Disponible depuis quelque temps déjà du côté de Neopolis, la collection science-fiction des Editions Delcourt, Terra Prime vous propose d'embarquer à bord du Victoria III, un vaisseau-monde lancé dans l'espace à la poursuite d'un nouveau berçeau pour l'humanité. Vous l'aurez compris, le pitch sent bon les canons de la S-F moderne, mais Terra Prime est un album assez dense pour vous réserver quelques surprises.
On commence notre aventure aux côtés d'Elise, une scientifique vivant à bord du Victoria III, et qui n'hésite pas à critiquer les choix de ses dirigeants, dont le Premier Conseiller, attaché aux valeurs d'une humanité qu'il a quitté il y a maintenant des siècles. Il faut dire que le quotidien dans le gigantesque navire n'est pas de tout repos, et que plusieurs camps politiques s'affrontent dans les ombres, pour le contrôle du Victoria III. Si l'idée d'une arche spatiale incarnant l'avenir de l'humanité n'est pas nouvelle, Philippe Ogaki, qui signe les dessins et le scénario de cet album, s'emploie à rendre le voyage moins commun avec quelques bonnes idées, dont cet affrontement politique qui s'inscrit en filigrane de la vie à bord.
Malheureusement, ces idées ont à peine le temps de rebondir dans nos têtes qu'elles sont déjà remplacées par d'autres. C'est là une des caractéristiques de cet album, qui est extrêmement dense en termes de contenu et de réfléxions. Parfois, on préfera passer à une nouvelle étape du récit, mais souvent, on se dit que les rebondissements auraient mérité plus de développement. Dommage pour Terra Prime, qui semble fourmillier de bonnes idées, mais qui n'ont pas toutes le temps de germer dans l'esprit du lecteur.
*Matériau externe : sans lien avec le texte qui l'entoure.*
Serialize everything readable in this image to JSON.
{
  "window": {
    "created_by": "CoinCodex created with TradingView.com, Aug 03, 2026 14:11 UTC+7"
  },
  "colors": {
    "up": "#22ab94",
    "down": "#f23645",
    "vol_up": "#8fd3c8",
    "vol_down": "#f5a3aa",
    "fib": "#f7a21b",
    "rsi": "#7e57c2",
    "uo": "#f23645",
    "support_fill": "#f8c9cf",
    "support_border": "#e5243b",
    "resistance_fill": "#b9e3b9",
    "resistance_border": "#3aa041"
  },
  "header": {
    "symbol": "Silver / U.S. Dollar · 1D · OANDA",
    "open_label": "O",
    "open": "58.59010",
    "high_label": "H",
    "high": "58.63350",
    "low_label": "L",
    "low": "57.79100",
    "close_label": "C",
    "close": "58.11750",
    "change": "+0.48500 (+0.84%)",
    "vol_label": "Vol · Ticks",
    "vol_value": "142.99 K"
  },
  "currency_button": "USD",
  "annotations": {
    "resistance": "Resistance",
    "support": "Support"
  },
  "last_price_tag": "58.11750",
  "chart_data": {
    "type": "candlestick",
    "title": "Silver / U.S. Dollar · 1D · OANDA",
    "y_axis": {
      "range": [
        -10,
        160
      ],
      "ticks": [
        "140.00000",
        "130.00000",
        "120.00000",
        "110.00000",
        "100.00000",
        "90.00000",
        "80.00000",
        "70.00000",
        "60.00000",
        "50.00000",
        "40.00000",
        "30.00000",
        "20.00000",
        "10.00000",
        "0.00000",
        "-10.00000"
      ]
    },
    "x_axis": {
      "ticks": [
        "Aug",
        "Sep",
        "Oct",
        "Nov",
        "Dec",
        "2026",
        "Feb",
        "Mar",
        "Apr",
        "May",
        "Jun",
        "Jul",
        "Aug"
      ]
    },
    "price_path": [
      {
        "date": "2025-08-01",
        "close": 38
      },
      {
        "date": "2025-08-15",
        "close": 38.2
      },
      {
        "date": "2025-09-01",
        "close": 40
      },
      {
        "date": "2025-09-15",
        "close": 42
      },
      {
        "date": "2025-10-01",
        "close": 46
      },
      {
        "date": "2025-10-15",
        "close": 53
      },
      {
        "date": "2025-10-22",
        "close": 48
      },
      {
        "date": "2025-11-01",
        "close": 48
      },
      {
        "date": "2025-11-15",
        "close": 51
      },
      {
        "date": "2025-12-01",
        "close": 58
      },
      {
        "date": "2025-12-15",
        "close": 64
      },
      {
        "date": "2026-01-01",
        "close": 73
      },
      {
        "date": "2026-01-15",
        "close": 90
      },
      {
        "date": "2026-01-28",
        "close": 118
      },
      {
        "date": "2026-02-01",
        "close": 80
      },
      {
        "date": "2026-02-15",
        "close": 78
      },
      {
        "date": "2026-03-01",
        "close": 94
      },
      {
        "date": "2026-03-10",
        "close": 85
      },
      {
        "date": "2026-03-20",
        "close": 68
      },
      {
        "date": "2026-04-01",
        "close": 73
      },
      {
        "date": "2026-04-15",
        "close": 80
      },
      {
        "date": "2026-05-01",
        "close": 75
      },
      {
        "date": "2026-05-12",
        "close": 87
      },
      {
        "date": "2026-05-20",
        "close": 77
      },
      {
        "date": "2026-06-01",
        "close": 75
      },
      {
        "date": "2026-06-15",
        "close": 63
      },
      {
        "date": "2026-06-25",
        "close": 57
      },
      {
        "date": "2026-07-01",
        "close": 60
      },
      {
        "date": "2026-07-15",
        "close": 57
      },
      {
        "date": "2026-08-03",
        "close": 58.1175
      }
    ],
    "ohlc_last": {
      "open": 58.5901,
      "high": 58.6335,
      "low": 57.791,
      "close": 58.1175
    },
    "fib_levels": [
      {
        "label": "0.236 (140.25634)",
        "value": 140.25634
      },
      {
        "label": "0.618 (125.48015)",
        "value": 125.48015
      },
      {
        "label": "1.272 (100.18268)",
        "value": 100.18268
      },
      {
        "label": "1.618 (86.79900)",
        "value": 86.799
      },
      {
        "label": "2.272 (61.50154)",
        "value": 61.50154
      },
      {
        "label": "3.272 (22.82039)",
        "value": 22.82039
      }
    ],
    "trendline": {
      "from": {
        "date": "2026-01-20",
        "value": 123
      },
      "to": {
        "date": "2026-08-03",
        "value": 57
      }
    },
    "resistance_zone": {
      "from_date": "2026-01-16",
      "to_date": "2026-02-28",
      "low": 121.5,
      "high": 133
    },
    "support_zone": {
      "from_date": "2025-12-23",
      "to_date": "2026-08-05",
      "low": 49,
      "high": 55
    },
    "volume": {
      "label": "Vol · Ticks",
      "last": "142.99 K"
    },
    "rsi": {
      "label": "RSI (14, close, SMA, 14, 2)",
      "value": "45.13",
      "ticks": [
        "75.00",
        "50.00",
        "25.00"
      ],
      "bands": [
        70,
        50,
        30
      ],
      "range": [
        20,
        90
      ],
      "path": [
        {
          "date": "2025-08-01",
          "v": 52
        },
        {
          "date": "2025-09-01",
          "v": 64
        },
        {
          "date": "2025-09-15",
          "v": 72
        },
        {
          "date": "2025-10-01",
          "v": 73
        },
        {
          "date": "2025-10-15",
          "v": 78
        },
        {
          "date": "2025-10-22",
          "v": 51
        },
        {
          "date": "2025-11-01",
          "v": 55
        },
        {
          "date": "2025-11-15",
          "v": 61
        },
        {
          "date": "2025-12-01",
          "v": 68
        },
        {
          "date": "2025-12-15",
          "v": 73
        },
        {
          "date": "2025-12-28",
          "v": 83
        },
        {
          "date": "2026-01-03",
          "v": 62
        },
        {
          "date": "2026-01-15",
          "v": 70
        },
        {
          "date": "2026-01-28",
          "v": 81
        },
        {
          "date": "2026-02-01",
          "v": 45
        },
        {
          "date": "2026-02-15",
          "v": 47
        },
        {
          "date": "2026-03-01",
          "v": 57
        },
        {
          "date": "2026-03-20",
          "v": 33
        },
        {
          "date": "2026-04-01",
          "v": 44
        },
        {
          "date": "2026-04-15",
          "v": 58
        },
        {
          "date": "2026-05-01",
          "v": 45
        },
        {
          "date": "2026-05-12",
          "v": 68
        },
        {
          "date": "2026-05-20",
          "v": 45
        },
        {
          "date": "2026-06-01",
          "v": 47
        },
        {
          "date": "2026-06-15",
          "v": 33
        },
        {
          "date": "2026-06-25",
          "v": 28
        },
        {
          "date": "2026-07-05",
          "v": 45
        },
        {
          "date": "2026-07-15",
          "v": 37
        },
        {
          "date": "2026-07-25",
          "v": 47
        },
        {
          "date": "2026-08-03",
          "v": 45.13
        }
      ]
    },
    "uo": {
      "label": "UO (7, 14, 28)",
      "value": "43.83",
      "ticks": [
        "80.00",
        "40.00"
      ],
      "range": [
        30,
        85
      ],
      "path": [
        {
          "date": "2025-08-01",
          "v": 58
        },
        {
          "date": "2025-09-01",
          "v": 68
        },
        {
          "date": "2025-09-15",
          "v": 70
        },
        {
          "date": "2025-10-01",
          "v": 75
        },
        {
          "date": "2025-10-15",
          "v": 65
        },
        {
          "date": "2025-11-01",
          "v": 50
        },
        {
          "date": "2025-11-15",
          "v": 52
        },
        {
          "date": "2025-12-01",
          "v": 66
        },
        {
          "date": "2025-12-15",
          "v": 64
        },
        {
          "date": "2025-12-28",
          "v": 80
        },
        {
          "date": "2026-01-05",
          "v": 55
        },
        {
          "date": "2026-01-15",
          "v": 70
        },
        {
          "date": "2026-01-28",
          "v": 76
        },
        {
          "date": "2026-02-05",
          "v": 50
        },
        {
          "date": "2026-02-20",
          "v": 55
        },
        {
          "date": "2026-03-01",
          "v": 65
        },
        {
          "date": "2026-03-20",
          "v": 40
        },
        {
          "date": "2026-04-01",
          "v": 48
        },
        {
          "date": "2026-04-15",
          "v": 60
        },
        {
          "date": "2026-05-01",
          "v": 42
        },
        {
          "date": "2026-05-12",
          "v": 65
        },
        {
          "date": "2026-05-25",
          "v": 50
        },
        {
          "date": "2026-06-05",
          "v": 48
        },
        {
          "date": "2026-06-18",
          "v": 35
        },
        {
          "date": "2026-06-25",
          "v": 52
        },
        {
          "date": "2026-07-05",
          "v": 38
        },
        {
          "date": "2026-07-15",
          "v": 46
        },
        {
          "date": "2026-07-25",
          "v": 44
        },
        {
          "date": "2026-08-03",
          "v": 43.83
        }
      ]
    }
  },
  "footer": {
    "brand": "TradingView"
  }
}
Côté dessin, le trait est inégal, bien qu'original. Philippe Ogaki puise en effet dans l'esthétique de la science-fiction américaine, avec des décors et des personnages qui ne sont pas sans rappeler des classiques du jeu-vidéo comme Mass Effect ou Halo. Les amateurs de cette SF mainstream mais léchée seront donc servis, mais on aurait aimé plus d'originalité dans les concepts. À défaut, le mélange des influences franco-belge et manga fonctionne assez bien au sein de l'univers développé par Terra Prime. En revanche, les couleurs de Linda Akonesilp et d'Ogaki, au rendu très métallique, ne servent pas vraiment les dessins de l'auteur.
En somme, la première partie de l'album souffle le chaud comme le froid, mais souffre surtout de sa densité. Les enjeux, qui ont peu de place pour se développer, nous passent un peu au dessus. En conséquence, les personnages deviennent très archétypaux, voire caricaturaux, nous empêchant toute identification durable. Le rythme, bien heureusement, finit par ralentir dans la seconde moité de l'album. Dans cette dernière, le vaisseau que nous connaissions n'occupe plus le rôle de décor, et les concepts disposent d'un peu plus de temps pour se développer.

C'est indéniablement la partie la plus intéressante de l'album, qui pousse plus loin la démarche entamée par Ogaki dans son introduction. Ca n'empêche pas le récit d'être gangrené par des ellipses colossales maladroitement corrigées par une exposition peu subtile. Mais dans l'ensemble, ce deuxième contexte offre à Terra Prime un terrain de jeu plus intéressant et un poil plus original. Il aurait d'ailleurs pu l'être encore plus si Philippe Ogaki avait assumé toutes ses idées. Par exemple, on évoque la reproduction inter-espèces, mais on ne nous explique pas comment elle peuvent communiquer.
Récit extrêmement dense porté par des dessins pas toujours envoûtants, Terra Prime parviendra tout de même à capturer la curiosité des fans de S.F avec ses belles idées et ses ambitions. L'exposition, les archétypes et les lieux communs sont au rendez-vous, mais sont assez bien nuancés par quelques trouvailles et ce qu'il faut d'audace. Ce n'est sans doute pas le meilleur album à base de science-fiction de l'histoire du franco-belge, mais c'est un travail honnête et complet qui mérite votre attention.